In one of the biggest ever cryptocurrency thefts, the cyber criminals exploited a vulnerability in Poly Network, a platform that looks to connect different blockchains so that they can work together.

A blockchain is where encrypted data can be supposedly transferred securely, making it nearly impossible to duplicate or counterfeit.

The site said the hackers have taken thousands of digital tokens such as Ether.

"The amount of money you hacked is the biggest one in the defi history," Poly Network said in a tweeted message to the thieves, using a reference to decentralised finance involving cryptocurrency.

The platform added that the money as stolen from "tens of thousands of crypto community members".

Poly Network threatened police involvement, but also pleaded with the hackers to "work out a solution".

The site said an initial probe investigation found a hacker exploited a "vulnerability between contract calls".

About $267m of Ether currency has been taken, $252m of Binance coins and roughly $85 million in USDC tokens.

Once the hackers stole the money, they began to send it to various other cryptocurrency addresses, CNBC reports.

Researchers at security company SlowMist said a total of more than $610 million worth of cryptocurrency was transferred to three different addresses.

SlowMist said that their researchers had “grasped the attacker’s mailbox, IP, and device fingerprints” and are “tracking possible identity clues related to the Poly Network attacker”.

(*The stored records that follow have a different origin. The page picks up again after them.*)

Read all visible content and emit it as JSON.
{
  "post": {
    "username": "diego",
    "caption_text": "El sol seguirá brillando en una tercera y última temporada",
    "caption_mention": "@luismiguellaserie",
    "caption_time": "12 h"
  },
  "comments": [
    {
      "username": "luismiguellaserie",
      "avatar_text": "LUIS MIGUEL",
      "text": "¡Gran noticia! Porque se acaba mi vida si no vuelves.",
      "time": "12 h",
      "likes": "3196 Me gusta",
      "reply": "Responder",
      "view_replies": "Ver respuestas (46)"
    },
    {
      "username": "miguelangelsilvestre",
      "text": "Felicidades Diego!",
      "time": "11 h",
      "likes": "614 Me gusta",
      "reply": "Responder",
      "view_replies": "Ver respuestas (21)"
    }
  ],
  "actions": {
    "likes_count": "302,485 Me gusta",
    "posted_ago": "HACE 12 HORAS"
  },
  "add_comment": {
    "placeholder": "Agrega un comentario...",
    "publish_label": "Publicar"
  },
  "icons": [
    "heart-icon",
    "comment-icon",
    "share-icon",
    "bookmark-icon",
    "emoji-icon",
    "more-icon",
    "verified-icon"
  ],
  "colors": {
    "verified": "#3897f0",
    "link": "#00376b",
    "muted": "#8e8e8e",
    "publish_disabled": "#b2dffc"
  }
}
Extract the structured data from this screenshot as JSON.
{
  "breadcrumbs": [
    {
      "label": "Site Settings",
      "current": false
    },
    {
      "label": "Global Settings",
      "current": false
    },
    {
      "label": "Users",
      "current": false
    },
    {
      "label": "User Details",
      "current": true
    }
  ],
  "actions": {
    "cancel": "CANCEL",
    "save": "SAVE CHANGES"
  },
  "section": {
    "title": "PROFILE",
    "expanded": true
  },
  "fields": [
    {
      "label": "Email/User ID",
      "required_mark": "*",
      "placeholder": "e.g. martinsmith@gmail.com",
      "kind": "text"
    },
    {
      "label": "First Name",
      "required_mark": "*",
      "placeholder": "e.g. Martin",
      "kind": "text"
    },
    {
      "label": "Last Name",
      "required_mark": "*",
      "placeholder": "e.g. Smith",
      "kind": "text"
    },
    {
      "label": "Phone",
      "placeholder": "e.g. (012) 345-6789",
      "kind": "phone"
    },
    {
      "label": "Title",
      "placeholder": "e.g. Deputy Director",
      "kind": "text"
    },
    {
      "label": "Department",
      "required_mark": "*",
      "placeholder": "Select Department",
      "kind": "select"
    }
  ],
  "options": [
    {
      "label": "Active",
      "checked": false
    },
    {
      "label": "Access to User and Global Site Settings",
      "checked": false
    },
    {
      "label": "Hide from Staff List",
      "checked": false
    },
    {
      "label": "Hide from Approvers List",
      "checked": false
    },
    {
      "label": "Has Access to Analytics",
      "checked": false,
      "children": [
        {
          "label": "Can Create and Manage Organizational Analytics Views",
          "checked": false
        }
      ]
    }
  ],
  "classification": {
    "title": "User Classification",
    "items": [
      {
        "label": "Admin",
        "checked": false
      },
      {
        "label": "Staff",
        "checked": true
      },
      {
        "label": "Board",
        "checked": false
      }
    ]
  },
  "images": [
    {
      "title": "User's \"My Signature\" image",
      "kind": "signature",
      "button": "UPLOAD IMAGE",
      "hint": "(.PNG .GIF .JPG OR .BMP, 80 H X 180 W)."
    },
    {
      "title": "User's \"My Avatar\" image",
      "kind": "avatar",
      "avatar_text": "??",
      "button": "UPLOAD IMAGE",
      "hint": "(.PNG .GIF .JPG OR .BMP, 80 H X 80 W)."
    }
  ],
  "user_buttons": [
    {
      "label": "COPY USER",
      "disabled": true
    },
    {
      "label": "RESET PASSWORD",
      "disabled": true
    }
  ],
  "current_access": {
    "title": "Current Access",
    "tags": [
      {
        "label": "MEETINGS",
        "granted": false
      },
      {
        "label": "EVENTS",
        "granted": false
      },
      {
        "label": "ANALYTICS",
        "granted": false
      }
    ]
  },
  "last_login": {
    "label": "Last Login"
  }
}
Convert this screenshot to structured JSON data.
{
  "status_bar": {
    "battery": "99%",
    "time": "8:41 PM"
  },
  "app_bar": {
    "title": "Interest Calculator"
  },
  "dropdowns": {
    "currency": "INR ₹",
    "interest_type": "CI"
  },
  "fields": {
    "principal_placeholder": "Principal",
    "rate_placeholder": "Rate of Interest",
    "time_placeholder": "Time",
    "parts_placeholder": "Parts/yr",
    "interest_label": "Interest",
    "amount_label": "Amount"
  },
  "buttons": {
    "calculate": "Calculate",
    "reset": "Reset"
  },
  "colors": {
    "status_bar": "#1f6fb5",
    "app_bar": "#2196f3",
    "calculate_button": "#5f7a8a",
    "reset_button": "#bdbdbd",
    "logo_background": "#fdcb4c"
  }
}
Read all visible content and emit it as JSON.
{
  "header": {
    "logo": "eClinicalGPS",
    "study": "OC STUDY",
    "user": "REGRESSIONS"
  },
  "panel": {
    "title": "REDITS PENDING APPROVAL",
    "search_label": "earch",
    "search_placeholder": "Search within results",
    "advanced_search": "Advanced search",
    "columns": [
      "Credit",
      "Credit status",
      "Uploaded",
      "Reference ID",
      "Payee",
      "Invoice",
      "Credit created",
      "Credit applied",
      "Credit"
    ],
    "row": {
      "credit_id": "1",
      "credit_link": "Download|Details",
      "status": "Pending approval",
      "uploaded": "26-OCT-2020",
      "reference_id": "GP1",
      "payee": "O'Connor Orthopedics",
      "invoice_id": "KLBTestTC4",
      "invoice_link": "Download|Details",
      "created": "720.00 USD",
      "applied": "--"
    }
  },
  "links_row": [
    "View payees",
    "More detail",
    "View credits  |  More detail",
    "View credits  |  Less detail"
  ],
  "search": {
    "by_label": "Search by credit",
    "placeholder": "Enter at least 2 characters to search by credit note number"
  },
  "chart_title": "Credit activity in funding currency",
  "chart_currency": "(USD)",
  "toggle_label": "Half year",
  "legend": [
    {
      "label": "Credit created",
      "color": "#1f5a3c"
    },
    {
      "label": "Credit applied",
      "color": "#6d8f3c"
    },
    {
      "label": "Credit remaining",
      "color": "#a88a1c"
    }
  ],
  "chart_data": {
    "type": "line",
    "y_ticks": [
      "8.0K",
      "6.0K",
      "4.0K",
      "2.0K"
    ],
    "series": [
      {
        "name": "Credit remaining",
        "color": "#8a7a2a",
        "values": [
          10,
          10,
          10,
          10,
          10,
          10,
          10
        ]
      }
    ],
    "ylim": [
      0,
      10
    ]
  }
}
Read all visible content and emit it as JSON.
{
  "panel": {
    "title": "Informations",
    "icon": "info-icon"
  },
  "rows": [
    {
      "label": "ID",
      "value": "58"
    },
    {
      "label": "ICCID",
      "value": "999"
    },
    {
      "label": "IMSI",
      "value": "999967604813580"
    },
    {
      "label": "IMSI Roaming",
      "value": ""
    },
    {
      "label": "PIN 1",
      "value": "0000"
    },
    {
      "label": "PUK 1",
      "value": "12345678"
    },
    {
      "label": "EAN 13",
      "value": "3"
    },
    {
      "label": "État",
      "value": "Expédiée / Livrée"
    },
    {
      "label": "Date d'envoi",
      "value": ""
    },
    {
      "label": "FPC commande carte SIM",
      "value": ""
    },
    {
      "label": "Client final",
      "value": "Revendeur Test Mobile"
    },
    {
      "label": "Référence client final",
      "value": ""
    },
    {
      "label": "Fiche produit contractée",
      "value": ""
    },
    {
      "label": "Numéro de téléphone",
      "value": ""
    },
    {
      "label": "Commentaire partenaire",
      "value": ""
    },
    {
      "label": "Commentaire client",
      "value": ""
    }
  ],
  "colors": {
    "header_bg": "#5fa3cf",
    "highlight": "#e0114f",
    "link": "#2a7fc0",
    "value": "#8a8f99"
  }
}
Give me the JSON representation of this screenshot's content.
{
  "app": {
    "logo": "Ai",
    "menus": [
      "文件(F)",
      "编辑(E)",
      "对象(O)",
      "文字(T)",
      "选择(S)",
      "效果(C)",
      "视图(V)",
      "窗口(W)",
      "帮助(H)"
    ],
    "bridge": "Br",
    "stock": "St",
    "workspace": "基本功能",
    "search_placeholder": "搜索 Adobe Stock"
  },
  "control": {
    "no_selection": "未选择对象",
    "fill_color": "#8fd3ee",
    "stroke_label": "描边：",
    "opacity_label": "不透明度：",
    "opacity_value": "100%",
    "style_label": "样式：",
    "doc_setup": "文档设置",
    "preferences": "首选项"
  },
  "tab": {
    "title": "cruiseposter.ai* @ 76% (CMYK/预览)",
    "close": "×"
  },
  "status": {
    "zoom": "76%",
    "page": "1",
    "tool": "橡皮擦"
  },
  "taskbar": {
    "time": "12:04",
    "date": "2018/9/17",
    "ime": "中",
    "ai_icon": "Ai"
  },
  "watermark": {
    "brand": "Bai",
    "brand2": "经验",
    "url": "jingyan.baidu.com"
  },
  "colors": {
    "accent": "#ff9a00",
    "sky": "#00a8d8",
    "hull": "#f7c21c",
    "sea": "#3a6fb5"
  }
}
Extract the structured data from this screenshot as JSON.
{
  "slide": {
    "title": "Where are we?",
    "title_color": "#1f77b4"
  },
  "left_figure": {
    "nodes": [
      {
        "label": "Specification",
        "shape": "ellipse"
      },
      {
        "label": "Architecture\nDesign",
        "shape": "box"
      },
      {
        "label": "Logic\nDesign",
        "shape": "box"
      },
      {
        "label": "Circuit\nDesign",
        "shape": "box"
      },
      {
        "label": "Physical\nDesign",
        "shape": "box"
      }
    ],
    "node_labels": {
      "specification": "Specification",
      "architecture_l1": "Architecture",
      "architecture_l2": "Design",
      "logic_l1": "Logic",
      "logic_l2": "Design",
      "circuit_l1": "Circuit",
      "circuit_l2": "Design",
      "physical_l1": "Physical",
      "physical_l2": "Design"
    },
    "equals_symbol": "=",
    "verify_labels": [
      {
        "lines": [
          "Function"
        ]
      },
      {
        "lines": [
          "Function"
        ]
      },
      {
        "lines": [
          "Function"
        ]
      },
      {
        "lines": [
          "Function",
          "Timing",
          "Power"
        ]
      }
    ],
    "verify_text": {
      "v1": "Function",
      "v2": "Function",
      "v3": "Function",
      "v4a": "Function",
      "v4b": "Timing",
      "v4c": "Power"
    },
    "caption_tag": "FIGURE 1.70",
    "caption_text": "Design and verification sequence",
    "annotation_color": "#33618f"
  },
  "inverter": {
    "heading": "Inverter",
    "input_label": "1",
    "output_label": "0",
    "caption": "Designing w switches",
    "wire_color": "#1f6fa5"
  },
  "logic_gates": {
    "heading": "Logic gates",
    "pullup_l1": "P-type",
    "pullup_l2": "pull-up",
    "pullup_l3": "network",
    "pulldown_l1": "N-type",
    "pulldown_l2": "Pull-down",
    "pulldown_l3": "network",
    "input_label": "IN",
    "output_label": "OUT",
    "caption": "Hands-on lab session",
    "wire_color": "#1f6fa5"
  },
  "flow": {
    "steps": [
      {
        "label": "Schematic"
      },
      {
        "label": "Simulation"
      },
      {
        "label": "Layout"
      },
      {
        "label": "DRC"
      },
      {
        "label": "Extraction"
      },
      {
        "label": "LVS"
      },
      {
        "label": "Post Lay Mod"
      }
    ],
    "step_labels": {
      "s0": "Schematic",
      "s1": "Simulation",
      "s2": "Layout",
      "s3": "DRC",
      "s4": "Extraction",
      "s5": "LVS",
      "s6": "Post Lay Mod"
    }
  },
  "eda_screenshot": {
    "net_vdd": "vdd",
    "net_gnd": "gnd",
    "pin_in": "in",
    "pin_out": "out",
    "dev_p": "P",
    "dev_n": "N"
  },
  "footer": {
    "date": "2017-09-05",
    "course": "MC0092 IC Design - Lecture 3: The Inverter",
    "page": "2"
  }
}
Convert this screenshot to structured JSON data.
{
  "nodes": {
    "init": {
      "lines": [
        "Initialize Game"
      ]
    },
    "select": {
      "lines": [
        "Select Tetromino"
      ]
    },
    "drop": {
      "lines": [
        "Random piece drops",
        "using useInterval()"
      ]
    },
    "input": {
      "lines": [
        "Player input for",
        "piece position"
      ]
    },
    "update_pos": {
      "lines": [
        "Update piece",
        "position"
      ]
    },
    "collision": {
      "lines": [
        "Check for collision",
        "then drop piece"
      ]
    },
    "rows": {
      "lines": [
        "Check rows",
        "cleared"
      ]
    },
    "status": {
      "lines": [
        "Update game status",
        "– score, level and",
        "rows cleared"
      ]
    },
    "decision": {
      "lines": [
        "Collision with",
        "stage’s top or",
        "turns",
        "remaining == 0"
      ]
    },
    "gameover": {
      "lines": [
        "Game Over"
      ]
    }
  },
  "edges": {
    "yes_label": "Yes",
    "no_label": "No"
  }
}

The researchers concluded that the theft was “likely to be a long-planned, organized and prepared attack”.


The site urged cryptocurrency exchanges to “blacklist tokens” coming from the addresses that were linked to the hackers.

Cryptocurrency systems have been were developed independently, so have struggled to work in conjunction with each other.

Each digital coin has its own blockchain and they’re different to each other but Poly Network claims to be able to make these various blockchains work with each other.

What is and Ether and Ethereum?

Ether is the token used for transactions that allows operations on the Ethereum network.

It has been described as the cryptocurrency of the Ethereum network and just like cash, it doesn't require a third party to process or approve transactions.

Ethereum is a technology that uses blockchain development to replace internet third parties that store data and financial records.

It was founded by eight people, one of which is 27-year-old cryptocurrency "celebrity" Vitalik Buterin.

Ether is the solution to the issue of payment – a digital asset-bearer like a bond or other security. 

It is the world’s second-largest virtual currency after BitCoin.

A blockchain is essentially a digital record of transactions that is duplicated and distributed across the entire network of computer systems.

Each block in the chain contains a number of transactions, and every time a new transaction occurs on the blockchain, a record of that transaction is added to every participant’s ledger. 

The aim is to make it difficult or impossible to change, hack, or cheat the system though hackers now appear to be now have found vulnerabilities and DeFi has become a key target for attacks.

Since the start of the year until July, DeFi-related hacks totaled $361 million

That’s an increase of nearly three times from the whole of 2020, according to cryptocurrency compliance company CipherTrace.